Я возилась у дверей, искала ключ. Ворочать языком стоило невероятных усилий, и мы общались на каком-то полунемом языке:
— Где? — спросила я, имея ввиду ключ.
— А кто? — уточнила Ольга, имея ввиду «кто закрывал дверь?».
— Ты, — ответила я.
— А куда? — никак не могла она понять, и стала шарить в своей сумке.
Нас долго рвало, и мы с трудом успевали делить унитаз. Пока, наконец, не доползли до своих кроватей и провалились в пьяный глубокий сон.
Нас разбудил телефонный звонок Куи:
— Спускайтесь в машину. Я у дома.
Мы проснулись больные, разбитые и опустошённые.
— О-ой, Куя, не можем, возьмите с нас пенальти за пропущенный день, — простонала я капризно.
— Что? Похмелье? — догадался он.
— Да, о-ой, как плохо, мы не можем…
— Сможете, я скоро приду, — сказал он.
Через пятнадцать минут он позвонил в дверь, и мы с Ольгой, постанывая и покрякивая, выползли к нему на четвереньках. У нас не было сил перемещаться иначе.
— Фу, — сморщился Куя, когда увидел нас четвероногими, — Я ездил в аптеку.
Он достал два небольших бутылька с тёмной жидкостью и с важностью доктора сказал:
— Дзембу нонде, — и вручил нам лекарство.
— Ольга, — сказала я, тяжело дыша, — Что такое «Дзембу»? Не знаешь?
— Ну, что тут непонятного? Он сказал: «Пейте «Дзембу». Это название этого лекарства, — сказала Оля, неизменно верная своей безапелляционности.

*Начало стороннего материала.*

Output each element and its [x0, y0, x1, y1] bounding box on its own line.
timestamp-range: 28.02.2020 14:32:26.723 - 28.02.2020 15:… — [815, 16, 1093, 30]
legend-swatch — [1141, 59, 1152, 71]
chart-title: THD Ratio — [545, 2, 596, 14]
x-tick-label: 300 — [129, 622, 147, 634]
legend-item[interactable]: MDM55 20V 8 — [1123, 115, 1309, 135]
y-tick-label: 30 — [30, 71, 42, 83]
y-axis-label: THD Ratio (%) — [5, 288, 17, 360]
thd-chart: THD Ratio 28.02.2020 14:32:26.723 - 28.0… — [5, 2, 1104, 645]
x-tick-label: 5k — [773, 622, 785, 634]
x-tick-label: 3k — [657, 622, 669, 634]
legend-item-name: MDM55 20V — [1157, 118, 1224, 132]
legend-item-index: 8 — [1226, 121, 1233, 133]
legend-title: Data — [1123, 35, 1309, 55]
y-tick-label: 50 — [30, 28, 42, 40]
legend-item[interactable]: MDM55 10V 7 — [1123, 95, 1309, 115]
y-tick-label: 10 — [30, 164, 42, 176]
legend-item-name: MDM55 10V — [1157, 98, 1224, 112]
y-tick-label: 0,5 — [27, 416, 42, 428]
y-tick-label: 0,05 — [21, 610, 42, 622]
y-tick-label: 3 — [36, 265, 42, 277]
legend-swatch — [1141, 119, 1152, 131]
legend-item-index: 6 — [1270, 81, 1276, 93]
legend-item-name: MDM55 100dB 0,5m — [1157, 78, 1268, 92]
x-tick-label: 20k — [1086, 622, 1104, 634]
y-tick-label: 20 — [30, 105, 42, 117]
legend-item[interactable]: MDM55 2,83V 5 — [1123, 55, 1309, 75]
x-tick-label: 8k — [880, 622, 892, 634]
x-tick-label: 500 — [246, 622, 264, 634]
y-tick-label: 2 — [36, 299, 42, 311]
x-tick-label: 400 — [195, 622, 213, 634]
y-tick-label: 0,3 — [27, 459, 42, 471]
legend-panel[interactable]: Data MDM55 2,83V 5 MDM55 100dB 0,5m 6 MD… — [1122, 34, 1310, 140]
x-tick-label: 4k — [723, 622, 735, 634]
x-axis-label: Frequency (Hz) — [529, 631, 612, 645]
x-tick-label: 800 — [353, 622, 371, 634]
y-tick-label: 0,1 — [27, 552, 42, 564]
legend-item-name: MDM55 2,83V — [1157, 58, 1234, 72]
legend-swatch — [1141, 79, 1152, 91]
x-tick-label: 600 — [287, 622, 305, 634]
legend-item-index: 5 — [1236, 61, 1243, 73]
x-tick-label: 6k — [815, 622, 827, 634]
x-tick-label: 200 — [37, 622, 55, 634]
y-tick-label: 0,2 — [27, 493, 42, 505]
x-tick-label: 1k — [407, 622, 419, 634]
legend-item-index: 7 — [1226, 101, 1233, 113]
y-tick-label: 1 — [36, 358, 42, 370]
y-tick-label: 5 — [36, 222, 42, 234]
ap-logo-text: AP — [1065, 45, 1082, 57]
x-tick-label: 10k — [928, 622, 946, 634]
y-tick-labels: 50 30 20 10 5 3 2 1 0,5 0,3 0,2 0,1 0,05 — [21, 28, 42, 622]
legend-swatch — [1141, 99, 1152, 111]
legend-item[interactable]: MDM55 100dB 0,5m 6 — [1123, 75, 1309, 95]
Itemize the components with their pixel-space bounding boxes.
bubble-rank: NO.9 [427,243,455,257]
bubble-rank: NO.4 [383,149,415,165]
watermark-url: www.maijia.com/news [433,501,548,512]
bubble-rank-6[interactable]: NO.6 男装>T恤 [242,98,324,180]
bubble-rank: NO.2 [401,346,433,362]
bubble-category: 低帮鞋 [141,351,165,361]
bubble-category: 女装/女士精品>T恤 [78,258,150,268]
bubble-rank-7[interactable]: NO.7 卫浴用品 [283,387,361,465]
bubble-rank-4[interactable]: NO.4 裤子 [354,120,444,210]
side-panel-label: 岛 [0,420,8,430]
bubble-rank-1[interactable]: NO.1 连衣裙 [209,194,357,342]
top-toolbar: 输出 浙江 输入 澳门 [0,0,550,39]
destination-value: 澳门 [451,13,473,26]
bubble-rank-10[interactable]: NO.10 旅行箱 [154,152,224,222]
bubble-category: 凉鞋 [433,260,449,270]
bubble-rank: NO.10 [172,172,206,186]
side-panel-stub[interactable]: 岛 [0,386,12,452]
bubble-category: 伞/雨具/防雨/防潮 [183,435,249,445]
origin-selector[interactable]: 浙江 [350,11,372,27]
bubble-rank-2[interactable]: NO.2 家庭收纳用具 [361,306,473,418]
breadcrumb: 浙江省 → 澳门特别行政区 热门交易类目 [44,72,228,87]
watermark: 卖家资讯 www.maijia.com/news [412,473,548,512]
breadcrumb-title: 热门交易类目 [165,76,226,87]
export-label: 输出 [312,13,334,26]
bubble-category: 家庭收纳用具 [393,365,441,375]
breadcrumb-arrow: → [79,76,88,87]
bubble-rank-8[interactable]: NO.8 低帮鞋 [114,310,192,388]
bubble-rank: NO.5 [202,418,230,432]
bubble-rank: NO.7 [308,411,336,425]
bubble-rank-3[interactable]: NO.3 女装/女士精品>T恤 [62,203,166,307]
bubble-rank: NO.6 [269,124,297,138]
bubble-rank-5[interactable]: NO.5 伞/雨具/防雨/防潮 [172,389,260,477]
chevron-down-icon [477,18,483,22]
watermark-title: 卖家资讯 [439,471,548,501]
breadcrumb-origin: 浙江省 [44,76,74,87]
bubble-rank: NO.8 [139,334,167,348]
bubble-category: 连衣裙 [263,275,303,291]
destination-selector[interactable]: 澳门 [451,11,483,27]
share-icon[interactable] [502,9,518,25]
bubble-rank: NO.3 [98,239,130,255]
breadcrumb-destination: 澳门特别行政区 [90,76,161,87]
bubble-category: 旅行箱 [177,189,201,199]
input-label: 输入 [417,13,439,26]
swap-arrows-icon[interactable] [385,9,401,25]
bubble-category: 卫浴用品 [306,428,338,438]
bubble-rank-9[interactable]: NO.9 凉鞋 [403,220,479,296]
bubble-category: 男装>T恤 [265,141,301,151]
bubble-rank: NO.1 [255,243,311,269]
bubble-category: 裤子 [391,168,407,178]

Мы выпили лекарство, которое пахло валерьянкой и мятой. Сказочный эликсир почти сразу начал оказывать свой чудодейственный эффект.
— Дайджёубу? Генки ни натта? — спросил Куя, когда увидел, как мы приободрились.
— Со, со! — благодарно воскликнула я, — Куя, доко дэ коно «Дзембу» о катта?
Выходило, что я спрашивала: «Где ты купил это полностью?».
Взгляд Куи выражал серьёзную тревогу за моё умственное здоровье. Он приложил руку к моему лбу и сказал ласково:
— Ничего, ничего! Сейчас будет легче.
— Ольга, давай «Дзембочку» купим с собой в Россию, — сказала я, — Пригодится.
В клубе мне навстречу выскочила Шейла и сказала радостно:
— Катя! Я вчера видела тебя в Токио!
Я усмехнулась:
— Шейла, ты знаешь, сколько людей живёт в Токио? Как ты могла меня видеть?
— Я сама удивилась, — сказала Шейла, пожав плечами, — Я ехала в машине со своим любовником. А ты бежала по дороге и заглядывала в машины. Я была в шоке. Э-э?! Кто это? Катя?! Смотрю, и точно. Это Катя! Бежит себе прямо среди машин.
XXXII
— Эйчан, прости меня, прости-и, — канючила я.
Он молчал, только сопел в трубку.
— Эйчирочка, слышишь меня? — я объясняла ему роль суффикса «чка» в русской грамматике, он понимал его смысл, — Эйчирочка…
В ответ послышались гудки. Ольга тоже тщетно пыталась дозвониться до Джорджа.
Я пошла в «Мусащи», где вероятнее всего можно было найти Эйчиро. Он сидел за стойкой сгорбившись и уныло ковырял палочками в тарелке.
— Эйчан! — шёпотом позвала я в приоткрытую дверь.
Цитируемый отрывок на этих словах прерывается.